Parte de la naturaleza humana, como lo sostenía Bertrand Russell, se expresa en cierto nivel de pugnacidad. Esta se traduce en proclividad a la violencia en alguna de sus formas y en distintos grados. En condiciones de adversidad, las personas de pronto se ven orillados a dejarse llevar por esa violencia. Es una violencia que se expresa socialmente y que puede ser estimulada por ejemplos a seguir, como la actividad que se expresa en la forma de crimen organizado.

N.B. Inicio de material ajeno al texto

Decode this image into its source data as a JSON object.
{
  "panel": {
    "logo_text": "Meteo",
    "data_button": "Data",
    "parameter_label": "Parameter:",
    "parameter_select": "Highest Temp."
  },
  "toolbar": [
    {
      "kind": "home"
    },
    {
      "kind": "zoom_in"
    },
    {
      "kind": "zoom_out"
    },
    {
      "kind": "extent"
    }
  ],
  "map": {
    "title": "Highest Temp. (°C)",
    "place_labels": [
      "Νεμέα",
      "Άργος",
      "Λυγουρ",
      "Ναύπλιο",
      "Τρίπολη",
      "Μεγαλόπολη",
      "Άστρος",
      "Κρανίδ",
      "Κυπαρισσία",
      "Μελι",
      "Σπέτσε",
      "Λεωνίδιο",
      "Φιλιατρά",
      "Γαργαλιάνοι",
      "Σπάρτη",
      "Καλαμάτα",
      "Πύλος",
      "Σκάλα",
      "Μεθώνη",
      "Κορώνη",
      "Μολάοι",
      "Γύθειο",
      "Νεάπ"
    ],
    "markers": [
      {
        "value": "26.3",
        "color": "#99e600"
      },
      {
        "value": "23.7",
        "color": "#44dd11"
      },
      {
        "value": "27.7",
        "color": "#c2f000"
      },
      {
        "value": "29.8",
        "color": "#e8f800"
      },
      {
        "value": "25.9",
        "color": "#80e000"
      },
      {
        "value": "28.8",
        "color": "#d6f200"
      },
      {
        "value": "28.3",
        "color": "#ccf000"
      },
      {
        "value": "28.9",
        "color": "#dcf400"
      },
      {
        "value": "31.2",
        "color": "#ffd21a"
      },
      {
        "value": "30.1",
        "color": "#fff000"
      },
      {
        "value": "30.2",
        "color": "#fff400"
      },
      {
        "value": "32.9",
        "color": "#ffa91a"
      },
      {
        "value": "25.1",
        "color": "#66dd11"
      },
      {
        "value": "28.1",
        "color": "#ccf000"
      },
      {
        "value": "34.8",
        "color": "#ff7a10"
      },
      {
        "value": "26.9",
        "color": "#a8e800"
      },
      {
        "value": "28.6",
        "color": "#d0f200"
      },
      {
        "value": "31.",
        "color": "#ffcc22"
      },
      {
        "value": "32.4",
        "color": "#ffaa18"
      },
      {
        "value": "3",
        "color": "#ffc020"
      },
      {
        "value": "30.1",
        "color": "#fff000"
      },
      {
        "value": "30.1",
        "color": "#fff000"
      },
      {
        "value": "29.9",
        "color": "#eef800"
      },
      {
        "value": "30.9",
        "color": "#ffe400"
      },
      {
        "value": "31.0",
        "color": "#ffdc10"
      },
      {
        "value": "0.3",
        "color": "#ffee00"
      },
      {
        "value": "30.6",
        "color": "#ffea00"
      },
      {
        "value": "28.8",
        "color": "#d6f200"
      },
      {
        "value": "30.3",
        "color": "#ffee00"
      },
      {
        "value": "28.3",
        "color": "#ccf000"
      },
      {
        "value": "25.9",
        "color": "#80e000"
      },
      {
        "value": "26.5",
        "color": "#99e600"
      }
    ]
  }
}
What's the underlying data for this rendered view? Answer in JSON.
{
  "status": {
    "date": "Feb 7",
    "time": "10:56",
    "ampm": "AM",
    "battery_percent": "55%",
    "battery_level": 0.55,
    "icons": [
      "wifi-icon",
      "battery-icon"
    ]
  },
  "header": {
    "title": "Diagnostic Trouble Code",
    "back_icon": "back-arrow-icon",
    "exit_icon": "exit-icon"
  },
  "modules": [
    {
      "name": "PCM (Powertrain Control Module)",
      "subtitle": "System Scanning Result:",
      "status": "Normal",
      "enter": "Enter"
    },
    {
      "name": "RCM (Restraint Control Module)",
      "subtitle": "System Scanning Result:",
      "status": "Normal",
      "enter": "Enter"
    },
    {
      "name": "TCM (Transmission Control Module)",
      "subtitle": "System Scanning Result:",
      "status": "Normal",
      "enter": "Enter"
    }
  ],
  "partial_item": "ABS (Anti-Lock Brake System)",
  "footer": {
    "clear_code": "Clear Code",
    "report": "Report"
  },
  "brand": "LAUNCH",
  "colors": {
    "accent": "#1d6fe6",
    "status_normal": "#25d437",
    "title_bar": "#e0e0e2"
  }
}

Las personas observan que hay personas que actúan fuera de la ley y que de esa manera se enriquecen. La gente ve como hay personas con retraso mental acentuado que ascienden en la escala social por rutas como la abyección absoluta, lamiendo el betún de sus exaltados guías. Eso molesta a muchas personas que no saben lidiar con esos escenarios. Eso lleva a la violencia.
La desigualdad, pues, es un excelente caldo de cultivo para la violencia social. La demagogia no resuelve absolutamente nada.
El “mal” ejemplo cunde, quizá, con mayor velocidad que el “buen” ejemplo. Si a las personas se les cierra el paso al mundo de las oportunidades para desplegar su potencial humano, lo que puede ocurrir es que las busquen a sangre y fuego. En buena medida eso es lo que vemos.
Esa enfermiza ambición alimenta la violencia. Esa ambición patológica de pronto ve cerrada las puertas al “ascenso social” y se desatan los mil diablos. Lo anterior se expande de manera explosiva en una sociedad de consumo (“suciedad de consumo”, la llamó Dalí), en la que no se adora al becerro de oro, sino al oro del becerro.
Un fantasma recorre a la sociedad actual, el fantasma de la desigualdad. Se trata de un fantasma que se manifiesta en la vida cotidiana de las personas, por la falta de oportunidades, por la ausencia de un piso medianamente parejo. Por tanto, ese fantasma solamente puede ser exorcizado mediante políticas públicas que abatan los niveles de desigualdad y que coloque un piso parejo en términos de oportunidades. Piso parejo, aunque no para hacer una sociedad plana.
Quizá se asuma un planteamiento de esa naturaleza como una consigna comunista o populista, pero no es así. Esa propuesta tiene raíces profundas en la construcción de una nación como la que ahora es México. Me refiero a esas palabras plasmadas en Los sentimientos de la Nación, documento presentado en 1813 en el Congreso de Chilpancingo por José María Morelos: “Que la esclavitud se proscriba para siempre, y lo mismo la distinción de castas, quedando todos iguales y sólo distinguirá a un americano de otro, el vicio y la virtud”. Ni Morelos, ni nadie más, propone construir una sociedad plana, sin diferencias. Esas diferencias deben ser las que distingan un elevado potencial de una persona de otra y no las diferencias por una pobreza que se hereda de los padres, dicho sea parafraseando al glorioso poeta Efraín Huerta.